Comparison of local Meteorological data with other cities in France
| Town | Sunshine (hours/yr) | Rain (mm/yr) | Snow (days/yr) | Storm (days/yr) | Fog (days/yr) |
|---|---|---|---|---|---|
| National average | 1,973 | 770 | 14 | 22 | 40 |
| Figari | 2,780.7 | 572.4 | 1.4 | 24.9 | 6.5 |
| Paris | 1,661 | 637 | 12 | 18 | 10 |
| Nice | 2,724 | 767 | 1 | 29 | 1 |
| Strasbourg | 1,693 | 665 | 29 | 29 | 56 |
| Brest | 1,605 | 1,211 | 7 | 12 | 75 |

Climate data for Figari (1991–2020 averages, extremes 1979–present)
| Month | Jan | Feb | Mar | Apr | May | Jun | Jul | Aug | Sep | Oct | Nov | Dec | Year |
| Record high °C (°F) | 21.2 (70.2) | 23.5 (74.3) | 30.3 (86.5) | 29.7 (85.5) | 36.0 (96.8) | 37.4 (99.3) | 43.0 (109.4) | 42.7 (108.9) | 36.0 (96.8) | 32.5 (90.5) | 26.0 (78.8) | 22.3 (72.1) | 43.0 (109.4) |
| Mean daily maximum °C (°F) | 13.9 (57.0) | 14.2 (57.6) | 16.3 (61.3) | 19.0 (66.2) | 23.4 (74.1) | 28.0 (82.4) | 34.6 (94.3) | 31.7 (89.1) | 27.1 (80.8) | 22.9 (73.2) | 18.0 (64.4) | 14.9 (58.8) | 21.7 (71.1) |
| Daily mean °C (°F) | 9.2 (48.6) | 9.1 (48.4) | 11.2 (52.2) | 13.6 (56.5) | 17.5 (63.5) | 21.6 (70.9) | 24.4 (75.9) | 24.7 (76.5) | 21.1 (70.0) | 17.7 (63.9) | 13.5 (56.3) | 10.3 (50.5) | 16.2 (61.2) |
| Mean daily minimum °C (°F) | 4.5 (40.1) | 4.1 (39.4) | 6.1 (43.0) | 8.2 (46.8) | 11.6 (52.9) | 15.2 (59.4) | 17.6 (63.7) | 17.7 (63.9) | 15.1 (59.2) | 12.6 (54.7) | 8.9 (48.0) | 5.6 (42.1) | 10.6 (51.1) |
| Record low °C (°F) | −7.4 (18.7) | −8.0 (17.6) | −6.1 (21.0) | −4.6 (23.7) | 1.3 (34.3) | 4.6 (40.3) | 8.0 (46.4) | 5.8 (42.4) | 4.4 (39.9) | −0.5 (31.1) | −4.7 (23.5) | −7.6 (18.3) | −8.0 (17.6) |
| Average precipitation mm (inches) | 73.2 (2.88) | 55.5 (2.19) | 57.2 (2.25) | 54.4 (2.14) | 40.7 (1.60) | 21.8 (0.86) | 10.1 (0.40) | 13.5 (0.53) | 54.4 (2.14) | 80.4 (3.17) | 100.3 (3.95) | 82.0 (3.23) | 643.5 (25.33) |
| Average precipitation days (≥ 1.0 mm) | 8.0 | 7.3 | 6.9 | 7.2 | 5.0 | 2.8 | 1.2 | 1.9 | 5.3 | 7.4 | 10.4 | 9.3 | 72.7 |
| Average snowy days | 0.5 | 0.5 | 0.0 | 0.0 | 0.0 | 0.0 | 0.0 | 0.0 | 0.0 | 0.0 | 0.0 | 0.3 | 1.4 |
| Mean monthly sunshine hours | 127.4 | 142.4 | 201.7 | 222.9 | 295.7 | 336.1 | 374.3 | 339.6 | 252.2 | 200.2 | 135.6 | 123.5 | 2,751.6 |
Source: Meteo France

==Economy==
Viticulture has been practiced in Figari since the Roman era.

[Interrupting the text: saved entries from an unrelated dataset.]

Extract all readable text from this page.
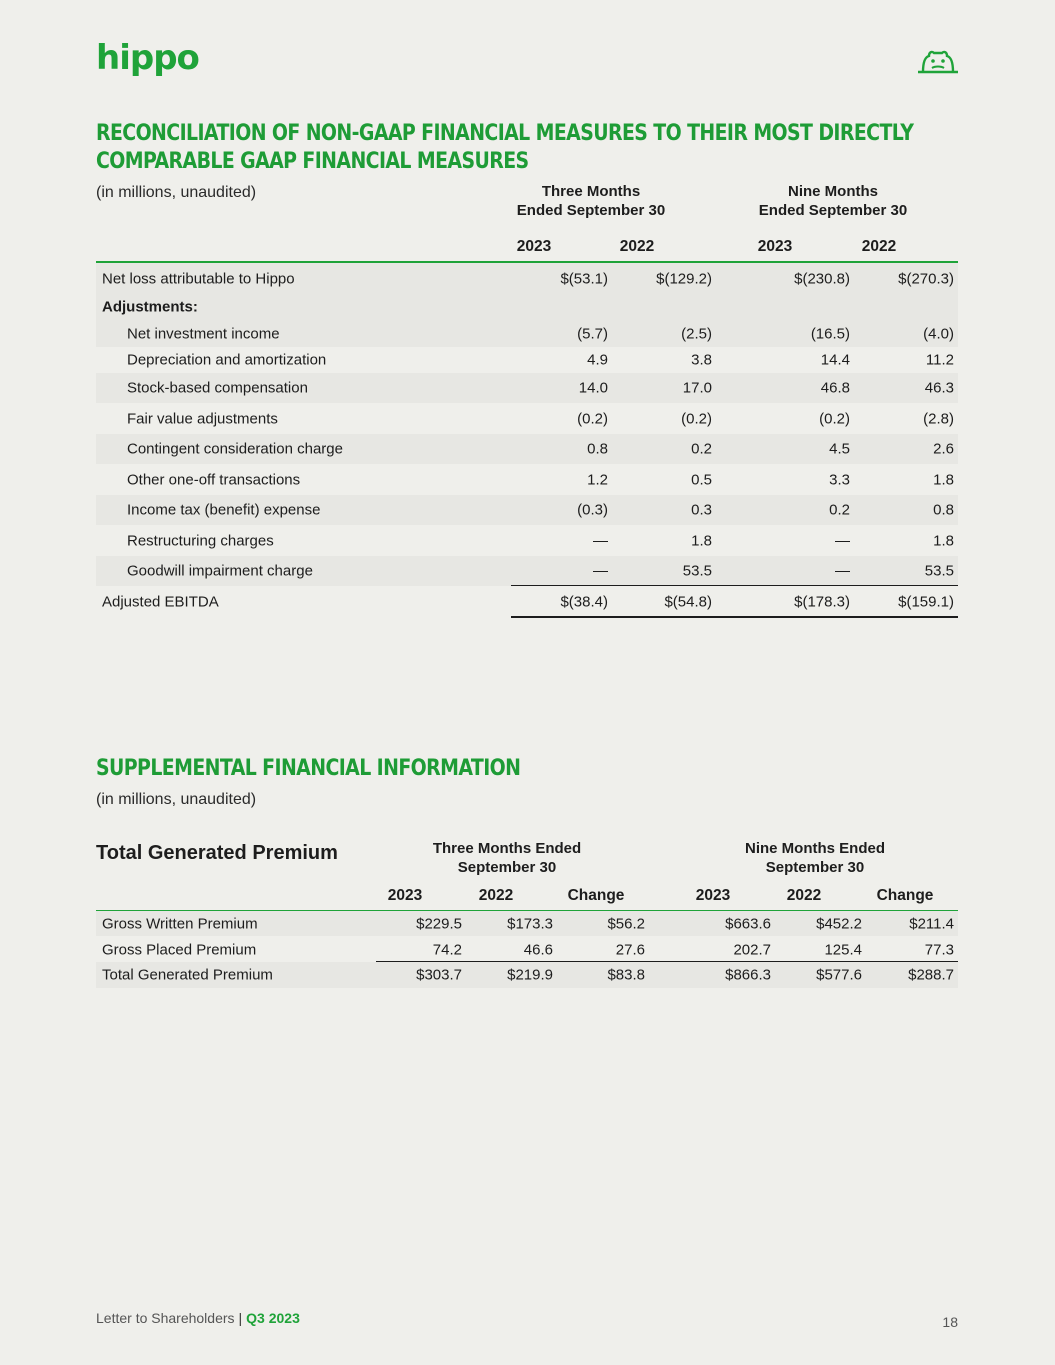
hippo
RECONCILIATION OF NON-GAAP FINANCIAL MEASURES TO THEIR MOST DIRECTLY
COMPARABLE GAAP FINANCIAL MEASURES
(in millions, unaudited)	Three Months
Ended September 30
Nine Months
Ended September 30
2023	2022	2023	2022
Net loss attributable to Hippo	$(53.1)	$(129.2)	$(230.8)	$(270.3)
Adjustments:
Net investment income	(5.7)	(2.5)	(16.5)	(4.0)
Depreciation and amortization	4.9	3.8	14.4	11.2
Stock-based compensation	14.0	17.0	46.8	46.3
Fair value adjustments	(0.2)	(0.2)	(0.2)	(2.8)
Contingent consideration charge	0.8	0.2	4.5	2.6
Other one-off transactions	1.2	0.5	3.3	1.8
Income tax (benefit) expense	(0.3)	0.3	0.2	0.8
Restructuring charges	—	1.8	—	1.8
Goodwill impairment charge	—	53.5	—	53.5
Adjusted EBITDA	$(38.4)	$(54.8)	$(178.3)	$(159.1)
SUPPLEMENTAL FINANCIAL INFORMATION
(in millions, unaudited)
Total Generated Premium	Three Months Ended
September 30
Nine Months Ended
September 30
2023	2022	Change	2023	2022	Change
Gross Written Premium	$229.5	$173.3	$56.2	$663.6	$452.2	$211.4
Gross Placed Premium	74.2	46.6	27.6	202.7	125.4	77.3
Total Generated Premium	$303.7	$219.9	$83.8	$866.3	$577.6	$288.7
Letter to Shareholders | Q3 2023	18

There are 153 ha of vineyards on which Syrah, Grenache, and Vermentino are grown. The wine produced falls under the Vin de Corse-Figari AOC.

==Transportation==
The airport, Figari Sud-Corse Airport, is the third largest of Corsica. It opened in 1975 with a runway of 2500 m. In 2004 it carried 254,000 passengers, 117,000 between the airport and Paris, 63,000 to or from Marseille, 34,000 to or from Nice, and 37,000 in charters.